The dog looks like it's floating most of the time. I can't tell if the animation is meant to be a run or walk or something else, because the poses don't look particularly like any of them. It looks like you're reusing the jump poses? I recommend making some unique poses for each animation, even though it's more work. If you look up "dog run cycle" online, you should get lots of results, including some photos like these:
one,
two. Your animation doesn't need to have these many frames, you can get away with 3-4, as long as they include the extremes of the pose - the leap with both legs off the ground and apart, and when both legs are together under the body. There are similar resources for walking animations, if that's what you're aiming for.
Since you have a dark outline on the dog's paws, the dog always appears like it's floating 1px off the ground, which doesn't help with the floaty look. For the animation frames where the dog is on the ground, have the legs go all the way to the ground, without an outline in the middle. It'll help it look much more grounded. The sprites might look weird in isolation without the outline, but you have to consider the final look. No one's going to be looking at the sprites in isolation.
The environment art looks nice, but rather bland and flat. You've got castle walls and some brown dirt with grass on it, these appear in just about every generic tileset and tell me nothing about your game's world, or even genre or general mood. Even if a generic setting is the goal, you can make it look unique and convey a mood through
how you draw them. You've drawn a very generic brick pattern, for example, but the bricks look neither old and cracked nor new. You have crystals and some tiles for vines growing on the bricks, but nothing about the other tiles suggests that the place is abandoned or what might've happened to it.
The light brick surface on which you walk looks nice, but has the same problem of telling us nothing. At a closer look, the brick also seems to be melting? That might be cool, if it's intentional. If it's intentional, make it more obvious perhaps, with larger gloops of stone? And if it's not melting, then what is happening to it? I thought at first it was just cracked and rough (unlike all the other bricks xP), but then I noticed some tiles have the brick dripping down onto lower bricks.
In short: You seem to be going for an overgrown fantasy castle look. Give some thought to how and when it became like this, and integrate indications of this into the other tiles, even those that don't directly show plants. If it's been a while and it naturally got like this, make the bricks less perfectly even, add some cracks. If it magically suddenly became like this, make the bricks tidier and brighter to show their newness.
Speaking of integrating the plants and bricks: try having the moss, vines, and grass follow the brick lines a bit more. Moss and grass especially tend to favour upward-facing surfaces, so they'll often have grown further in the bits where the mortar is gone, and just on the upper edges of the bricks in general. This can make help them look like they're actually growing on the bricks rather than just merely slapped on.

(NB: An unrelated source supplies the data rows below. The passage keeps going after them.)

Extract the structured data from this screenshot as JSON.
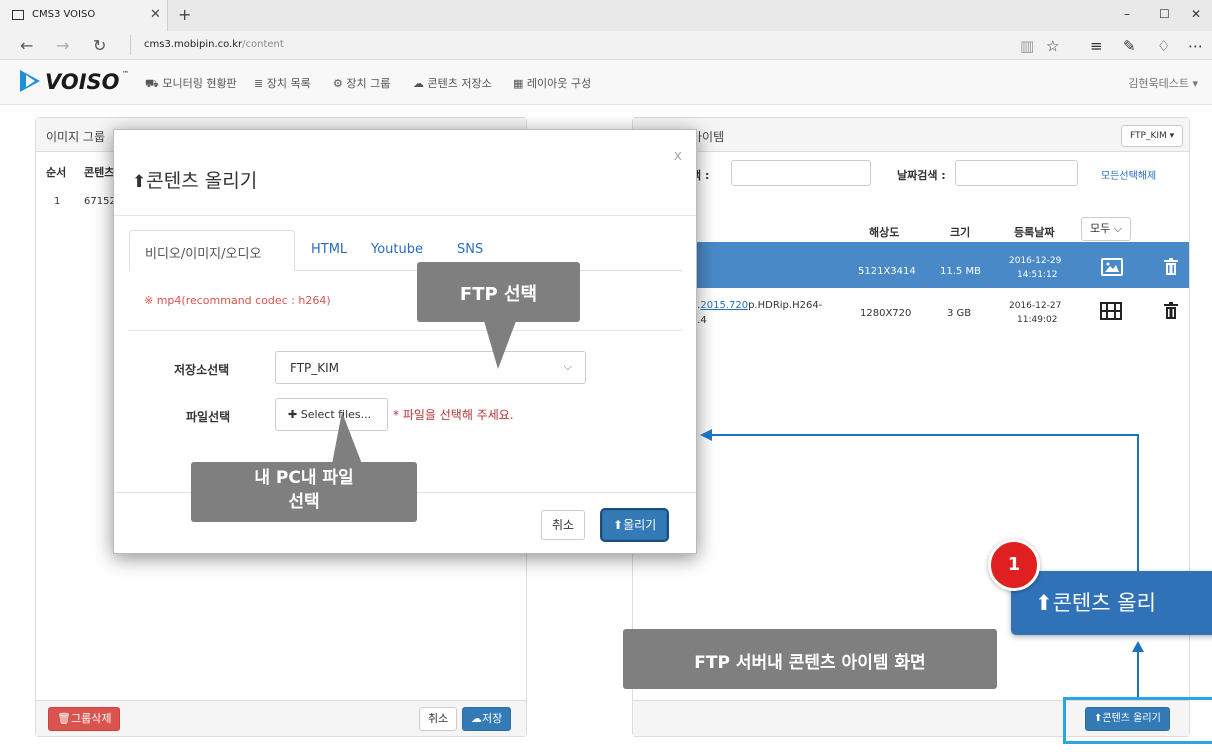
{
  "browser": {
    "tab_title": "CMS3 VOISO",
    "url_domain": "cms3.mobipin.co.kr",
    "url_path": "/content"
  },
  "navbar": {
    "logo_text": "VOISO",
    "menu": [
      "모니터링 현황판",
      "장치 목록",
      "장치 그룹",
      "콘텐츠 저장소",
      "레이아웃 구성"
    ],
    "user": "김현욱테스트"
  },
  "left_panel": {
    "title": "이미지 그룹",
    "col_order": "순서",
    "col_content": "콘텐츠",
    "row_order": "1",
    "row_id": "67152",
    "delete_group": "그룹삭제",
    "cancel": "취소",
    "save": "저장"
  },
  "right_panel": {
    "title": "아이템",
    "ftp_dropdown": "FTP_KIM",
    "search_label": "색 :",
    "date_search_label": "날짜검색 :",
    "deselect_all": "모든선택해제",
    "col_resolution": "해상도",
    "col_size": "크기",
    "col_date": "등록날짜",
    "filter_all": "모두",
    "rows": [
      {
        "name_link": "",
        "name_rest": "",
        "resolution": "5121X3414",
        "size": "11.5 MB",
        "date": "2016-12-29",
        "time": "14:51:12",
        "type": "image"
      },
      {
        "name_pre": "..",
        "name_link": "2015.720",
        "name_rest": "p.HDRip.H264-",
        "name_line2": "..4",
        "resolution": "1280X720",
        "size": "3 GB",
        "date": "2016-12-27",
        "time": "11:49:02",
        "type": "video"
      }
    ],
    "upload_button": "콘텐츠 올리기"
  },
  "modal": {
    "title": "콘텐츠 올리기",
    "close": "x",
    "tabs": [
      "비디오/이미지/오디오",
      "HTML",
      "Youtube",
      "SNS"
    ],
    "warning": "※ mp4(recommand codec : h264)",
    "storage_label": "저장소선택",
    "storage_value": "FTP_KIM",
    "file_label": "파일선택",
    "select_files": "Select files...",
    "file_message": "* 파일을 선택해 주세요.",
    "cancel": "취소",
    "upload": "올리기"
  },
  "annotations": {
    "ftp_select": "FTP 선택",
    "pc_file_line1": "내 PC내 파일",
    "pc_file_line2": "선택",
    "ftp_screen": "FTP 서버내 콘텐츠 아이템 화면",
    "step_number": "1",
    "big_upload": "콘텐츠 올리"
  },
  "colors": {
    "accent_blue": "#337ab7",
    "selected_row": "#4a89c8",
    "danger_red": "#d9534f",
    "callout_gray": "#7f7f7f",
    "badge_red": "#e02020",
    "highlight_cyan": "#29a6e0"
  }
}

The ground tiles have very noisy edges, especially compared to the clean geometric pattern within. The edges should feel like they're consistent with the front, they should have the same scale of detail. The ground overall feels out of place with the bricks and the detailed grass on top of it. The bricks seem to be going for an only mildly stylised texture and get dark towards the middle, while the ground has a Sonic-like highly stylised pattern, and gets dark at the bottom. They don't look like they belong in the same game. Then you also have the background ground/stone(?) texture, which is just a pattern throughout without going solid anywhere. Notice how Sonic, when it does use its patterned textures (mostly in Emerald Hill Zone), uses them throughout the map, and maps using more realistic textures have such textures throughout (and the more "realistic" textures are still very geometric, which maintains a sense of consistency).
I think the stylisation on the ground looks cool, but if you're going for that kind of look, commit to it, stylise everything else too. And if you want a less stylised look overall, then don't stylise the ground either, unless you have some story reason for it that's explained to the player.
In your maps, it looks like you have lighter tiles behind the dirt, so the dirt looks blockier than it has to.
Lastly, watch out for the tangent of the lowest crystal on the second tree in the tileset. The way it's placed exactly 1px into the trunk all around makes it look like it has a dark outline.
Edit: I completely forgot to talk about colours! If you don't have a specific look in mind and don't feel confident in choosing colours, then starting with a palette like that is good, since it helps you get started. However, don't feel like you have to use only those colours, feel free to change or add colours if you think it helps your specific art look better. You might end up with something very different at the end, or with largely the same palette, and the only thing that matters is that the resulting art works well.